O sistema de navegação por controlo remoto SNM (Stereotaxis) possibilita que o cateter de ablação ultrapasse várias curvas dentro das câmaras cardíacas e, ainda assim, manter a capacidade de mover a sua ponta em qualquer direção escolhida, permitindo uma precisão e facilidade de mapeamento impossível com um cateter convencional14. Com o SNM, o cateter de ablação pode ser facilmente colocado em qualquer local da CSVD ou CSVE sem o auxílio de bainhas longas e com uma melhor estabilidade, conforme previamente demonstrado15.
As opções de mapeamento automático (Auto-Map) na estação de trabalho Navigant e a possibilidade de renavegar o cateter para locais previamente mapeados, com o auxílio dos vetores magnéticos anteriormente guardados sem necessidade de fluoroscopia, permite reduzir o tempo de fluoroscopia. O tempo de fluoroscopia de 10±7,8min obtido com este método é muito inferior ao obtido noutros estudos com ablação convencional utilizando sistemas de mapeamento tridimensional (45,9±17,9min)16 ou mapeamento com cateteres multielétrodo (49,7±26,3min)17. Um estudo comparativo entre a ablação convencional e a ablação com SNM de vários tipos de arritmia, incluindo ablação de TV, mostrou uma redução significativa do tempo de fluoroscopia com o SNM (30±20 versus 35±25min, p<0,01)13.

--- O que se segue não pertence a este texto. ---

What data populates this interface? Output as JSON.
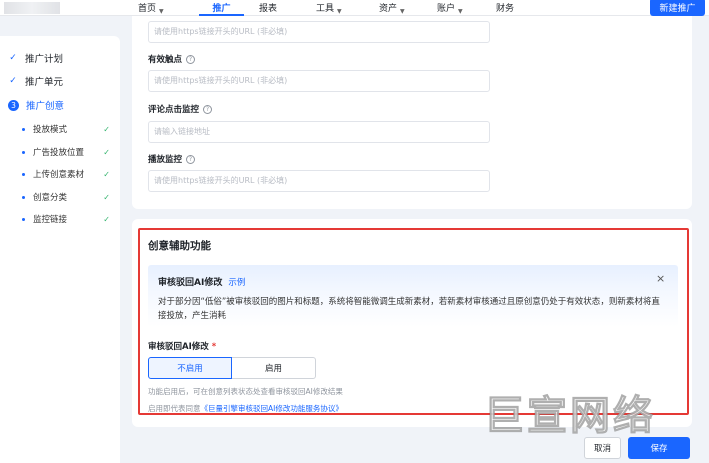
{
  "nav": {
    "items": [
      {
        "label": "首页",
        "caret": true
      },
      {
        "label": "推广",
        "caret": false,
        "active": true
      },
      {
        "label": "报表",
        "caret": false
      },
      {
        "label": "工具",
        "caret": true
      },
      {
        "label": "资产",
        "caret": true
      },
      {
        "label": "账户",
        "caret": true
      },
      {
        "label": "财务",
        "caret": false
      }
    ],
    "new_button": "新建推广"
  },
  "sidebar": {
    "steps": [
      {
        "label": "推广计划",
        "state": "done"
      },
      {
        "label": "推广单元",
        "state": "done"
      },
      {
        "label": "推广创意",
        "state": "current",
        "num": "3"
      }
    ],
    "substeps": [
      {
        "label": "投放模式"
      },
      {
        "label": "广告投放位置"
      },
      {
        "label": "上传创意素材"
      },
      {
        "label": "创意分类"
      },
      {
        "label": "监控链接"
      }
    ]
  },
  "form": {
    "first_input_placeholder": "请使用https链接开头的URL (非必填)",
    "fields": [
      {
        "label": "有效触点",
        "placeholder": "请使用https链接开头的URL (非必填)"
      },
      {
        "label": "评论点击监控",
        "placeholder": "请输入链接地址"
      },
      {
        "label": "播放监控",
        "placeholder": "请使用https链接开头的URL (非必填)"
      }
    ]
  },
  "assist": {
    "title": "创意辅助功能",
    "tip": {
      "title": "审核驳回AI修改",
      "link": "示例",
      "close": "×",
      "text": "对于部分因“低俗”被审核驳回的图片和标题，系统将智能微调生成新素材，若新素材审核通过且原创意仍处于有效状态，则新素材将直接投放，产生消耗"
    },
    "ai_label": "审核驳回AI修改",
    "required_mark": "*",
    "options": [
      "不启用",
      "启用"
    ],
    "selected": "不启用",
    "hint": "功能启用后，可在创意列表状态处查看审核驳回AI修改结果",
    "agree_prefix": "启用即代表同意",
    "agree_link": "《巨量引擎审核驳回AI修改功能服务协议》"
  },
  "footer": {
    "cancel": "取消",
    "save": "保存"
  },
  "watermark": "巨宣网络",
  "colors": {
    "primary": "#1a66ff",
    "highlight_frame": "#e53935",
    "success": "#32b36c"
  }
}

Um estudo prévio de ablação de TV com SNM reportou um tempo de fluoroscopia inferior ao da nossa série, (7,5±4,3min); no entanto, esse estudo não incluiu ablação na CSVE ou ablação epicárdica9.
A manipulação de cateteres em estruturas como a CSVE ou CSVE acarreta um risco de perfuração cardiaca4,5. A flexibilidade do cateter do SNM, aliada à sua ponta mole, leva a uma redução da força aplicada ao endocárdio quando comparado com o cateter convencional18, o que pode justificar a ausência de complicações reportada no nosso estudo e em estudos prévios9–13.
LimitaçõesO presente estudo é um estudo não aleatorizado e incluiu um número reduzido de doentes. Não foram comparados os tempos de procedimento e de fluoroscopia ou a eficácia do procedimento com a ablação convencional.
ConclusãoNo nosso grupo de doentes, o mapeamento e a ablação das arritmias com origem nas câmaras de saída foi eficaz e segura com tempos de fluoroscopia reduzidos e sem complicações.
Responsabilidades éticasProteção de pessoas e animaisOs autores declaram que para esta investigação não se realizaram experiências em seres humanos e/ou animais.
Confidencialidade dos dadosOs autores declaram ter seguido os protocolos de seu centro de trabalho acerca da publicação dos dados de pacientes e que todos os pacientes incluídos no estudo receberam informações suficientes e deram o seu consentimento informado por escrito para participar nesse estudo.
Direito à privacidade e consentimento escritoOs autores declaram ter recebido consentimento escrito dos pacientes e/ou sujeitos mencionados no artigo. O autor para correspondência deve estar na posse deste documento.
Conflito de interessesNão existem conflitos de interesses.